# Netflix's Sex Life and other sexy shows



## think positive (Jun 24, 2011)

A couple of weeks ago my wife turned on sex life on netflix, she seemed to like it and was enamored by the sexy scenes. She even noted that they showed a full frontal of one of the lead’s enormous shwing-shwang (though it was not erect). She commented that everyone was talking about this scene. She was not sure how I would react to this scene and I took the opportunity to mention that I found male and female bodies beautiful and arousing. I was thrilled that she was exploring this on her own and want to encourage this as she has been reluctant to watch porn and was hoping this could ease her into it. Though I don't want to force her to do anything she is against. I should note she seems to NOT voiced any overt, strong opinions in opposition of it.

The fact that shows like this have been integrated with a plot make the explicit nature more legitimate. From what I have read it seems like the under 40 women seem much more likely to watch soft and/or hardcore porn. They don’t suffer from the double standard and religious issues that make women more repressed. I am not sure if perhaps they are more accepting of it because they more or less grew up with it being fairly common. I have read where women make up a sizable portion of porn veiwers but, not sure this is true.

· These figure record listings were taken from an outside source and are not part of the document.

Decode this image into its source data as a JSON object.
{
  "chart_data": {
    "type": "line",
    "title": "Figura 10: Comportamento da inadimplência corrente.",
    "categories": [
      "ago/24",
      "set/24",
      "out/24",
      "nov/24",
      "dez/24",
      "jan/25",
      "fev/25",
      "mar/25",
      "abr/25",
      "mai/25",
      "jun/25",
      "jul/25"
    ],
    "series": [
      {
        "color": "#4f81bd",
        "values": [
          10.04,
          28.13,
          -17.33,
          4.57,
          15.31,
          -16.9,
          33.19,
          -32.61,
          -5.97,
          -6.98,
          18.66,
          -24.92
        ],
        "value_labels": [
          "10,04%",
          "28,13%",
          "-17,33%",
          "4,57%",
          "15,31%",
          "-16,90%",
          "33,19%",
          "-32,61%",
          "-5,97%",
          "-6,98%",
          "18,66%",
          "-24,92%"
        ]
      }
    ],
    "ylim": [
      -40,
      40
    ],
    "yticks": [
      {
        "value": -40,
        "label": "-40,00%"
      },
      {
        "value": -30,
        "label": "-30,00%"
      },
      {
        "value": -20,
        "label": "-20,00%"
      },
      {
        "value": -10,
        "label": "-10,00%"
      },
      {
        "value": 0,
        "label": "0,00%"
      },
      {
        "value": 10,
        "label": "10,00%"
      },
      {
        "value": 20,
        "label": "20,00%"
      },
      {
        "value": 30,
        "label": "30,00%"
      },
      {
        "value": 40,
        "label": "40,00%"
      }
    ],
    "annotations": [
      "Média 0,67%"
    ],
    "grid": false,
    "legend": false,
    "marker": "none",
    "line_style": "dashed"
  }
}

I would like to try and encourage her to feel more comfortable. I find programs like this a good pseudo foreplay for both of us. In a perfect world we would watch a show with less of a plot and more sex/visual scenes. 

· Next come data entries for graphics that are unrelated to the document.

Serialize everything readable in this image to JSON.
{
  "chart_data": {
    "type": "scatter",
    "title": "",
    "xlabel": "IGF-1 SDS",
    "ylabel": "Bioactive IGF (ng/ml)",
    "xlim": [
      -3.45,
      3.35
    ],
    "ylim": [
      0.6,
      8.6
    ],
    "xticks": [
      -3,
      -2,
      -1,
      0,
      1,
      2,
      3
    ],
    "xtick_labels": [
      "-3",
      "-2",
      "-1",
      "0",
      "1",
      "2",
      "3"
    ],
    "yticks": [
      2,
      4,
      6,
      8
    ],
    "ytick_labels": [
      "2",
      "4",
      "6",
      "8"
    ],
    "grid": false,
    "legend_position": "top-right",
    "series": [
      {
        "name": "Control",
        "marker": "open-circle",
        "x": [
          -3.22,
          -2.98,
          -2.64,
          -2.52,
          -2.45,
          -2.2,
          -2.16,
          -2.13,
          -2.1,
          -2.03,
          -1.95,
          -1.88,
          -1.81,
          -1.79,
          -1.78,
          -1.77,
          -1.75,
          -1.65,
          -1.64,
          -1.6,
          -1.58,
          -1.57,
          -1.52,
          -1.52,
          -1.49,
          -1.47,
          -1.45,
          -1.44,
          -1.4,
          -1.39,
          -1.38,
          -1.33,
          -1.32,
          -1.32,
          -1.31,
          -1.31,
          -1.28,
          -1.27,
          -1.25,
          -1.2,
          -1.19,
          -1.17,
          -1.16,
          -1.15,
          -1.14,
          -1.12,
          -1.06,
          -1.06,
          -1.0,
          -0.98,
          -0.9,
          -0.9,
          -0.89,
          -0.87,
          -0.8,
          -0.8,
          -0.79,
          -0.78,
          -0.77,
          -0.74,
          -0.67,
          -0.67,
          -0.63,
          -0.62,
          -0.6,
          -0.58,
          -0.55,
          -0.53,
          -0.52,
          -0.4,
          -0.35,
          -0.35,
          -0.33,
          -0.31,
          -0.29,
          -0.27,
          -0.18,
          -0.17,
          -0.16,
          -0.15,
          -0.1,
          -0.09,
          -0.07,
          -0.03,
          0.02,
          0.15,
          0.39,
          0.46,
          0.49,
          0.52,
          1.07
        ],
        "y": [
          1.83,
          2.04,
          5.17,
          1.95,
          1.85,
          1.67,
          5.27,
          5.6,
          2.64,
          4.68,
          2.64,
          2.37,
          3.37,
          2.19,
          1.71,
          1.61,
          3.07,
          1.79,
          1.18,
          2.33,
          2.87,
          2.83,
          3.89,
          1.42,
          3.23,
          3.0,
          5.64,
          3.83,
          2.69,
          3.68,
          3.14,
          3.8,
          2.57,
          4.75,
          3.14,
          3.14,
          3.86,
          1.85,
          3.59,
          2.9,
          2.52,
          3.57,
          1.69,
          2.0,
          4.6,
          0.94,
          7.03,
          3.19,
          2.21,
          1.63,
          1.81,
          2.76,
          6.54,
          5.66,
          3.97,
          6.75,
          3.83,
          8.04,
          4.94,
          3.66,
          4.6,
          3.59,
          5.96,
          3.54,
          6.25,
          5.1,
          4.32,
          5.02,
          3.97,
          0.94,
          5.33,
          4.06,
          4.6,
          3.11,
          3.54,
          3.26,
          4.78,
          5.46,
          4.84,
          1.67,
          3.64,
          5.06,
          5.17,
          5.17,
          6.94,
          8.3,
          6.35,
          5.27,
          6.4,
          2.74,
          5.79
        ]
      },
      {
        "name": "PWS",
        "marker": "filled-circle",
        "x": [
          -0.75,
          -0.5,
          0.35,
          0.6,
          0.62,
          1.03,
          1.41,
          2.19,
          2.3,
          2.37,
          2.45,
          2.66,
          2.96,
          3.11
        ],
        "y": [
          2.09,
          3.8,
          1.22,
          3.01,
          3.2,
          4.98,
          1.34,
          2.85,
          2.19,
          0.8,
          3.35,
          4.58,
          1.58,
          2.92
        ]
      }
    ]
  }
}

She has warmed up to shameless shows like “to hot to handle” in which 80% of the shows feature stunning men and women in bathing suits.

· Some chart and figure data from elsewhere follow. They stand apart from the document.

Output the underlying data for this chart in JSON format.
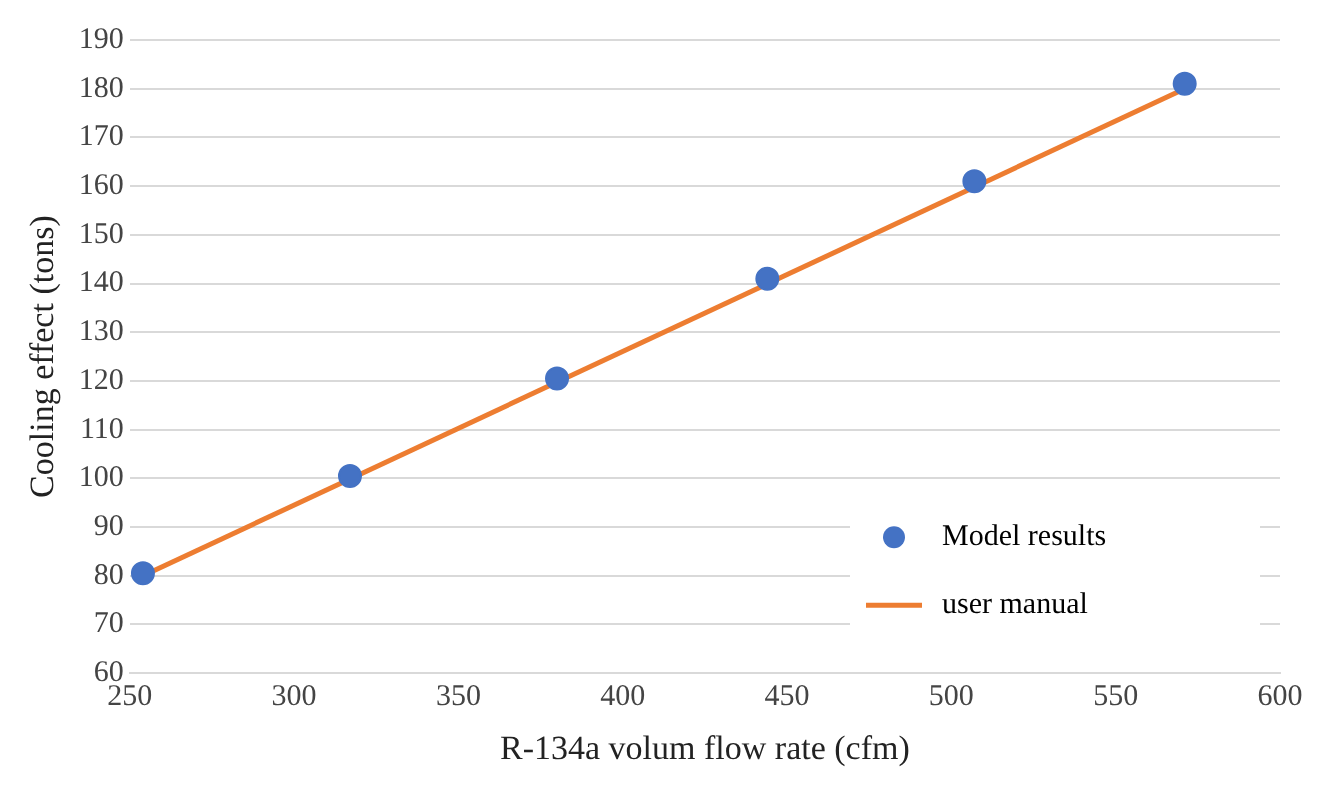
{
  "chart_data": {
    "type": "scatter",
    "xlabel": "R-134a volum flow rate (cfm)",
    "ylabel": "Cooling effect (tons)",
    "xlim": [
      250,
      600
    ],
    "xticks": [
      250,
      300,
      350,
      400,
      450,
      500,
      550,
      600
    ],
    "ylim": [
      60,
      190
    ],
    "yticks": [
      60,
      70,
      80,
      90,
      100,
      110,
      120,
      130,
      140,
      150,
      160,
      170,
      180,
      190
    ],
    "grid": "y",
    "legend": "bottom right",
    "series": [
      {
        "name": "Model results",
        "type": "scatter",
        "color": "#4472c4",
        "marker": "circle",
        "x": [
          254,
          317,
          380,
          444,
          507,
          571
        ],
        "values": [
          80.5,
          100.5,
          120.5,
          141,
          161,
          181
        ]
      },
      {
        "name": "user manual",
        "type": "line",
        "color": "#ed7d31",
        "marker": "none",
        "line_style": "solid",
        "x": [
          254,
          571
        ],
        "values": [
          80,
          180
        ]
      }
    ]
  }
}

Any suggested from others that have had similar experiences?

Is there a genre of porn that had more of a plot? 

For the women who dislike porn, besides the fakeness, what is the objection? 

Thanks in advance for your feedback.


----------



## frusdil (Sep 5, 2013)

Our objection, quite frankly, is that the portrayal of the timeframe it takes for a plumber to arrive, is ridiculously unrealistic. It makes a mockery of plumbers the world over. Its offensive 😉


----------



## C.C. says ... (Aug 1, 2020)

For real. ^ takes no time for those plumbers to come in there and lay some pipe.

And they don’t leave the toilet seat up ... 🥴


----------



## Chaotic (Jul 6, 2013)

A couple years ago I watched a TV show (on HBO at the time) called Tell Me You Love Me. It focused on three couples who were in couples counseling, so it was more of a relationship drama series, but there was a lot of sex, too. It was not always a turn on, but a few episodes were.


----------



## BigDaddyNY (May 19, 2021)

Chaotic said:


> A couple years ago I watched a TV show (on HBO at the time) called Tell Me You Love Me. It focused on three couples who were in couples counseling, so it was more of a relationship drama series, but there was a lot of sex, too. It was not always a turn on, but a few episodes were.


We watched that series a few weeks ago. I thought it did a really good job of covering 3 different marital/relationship issues. And you are correct, some good sex scenes in there, but they played more to the story than just gratuitous sex.


----------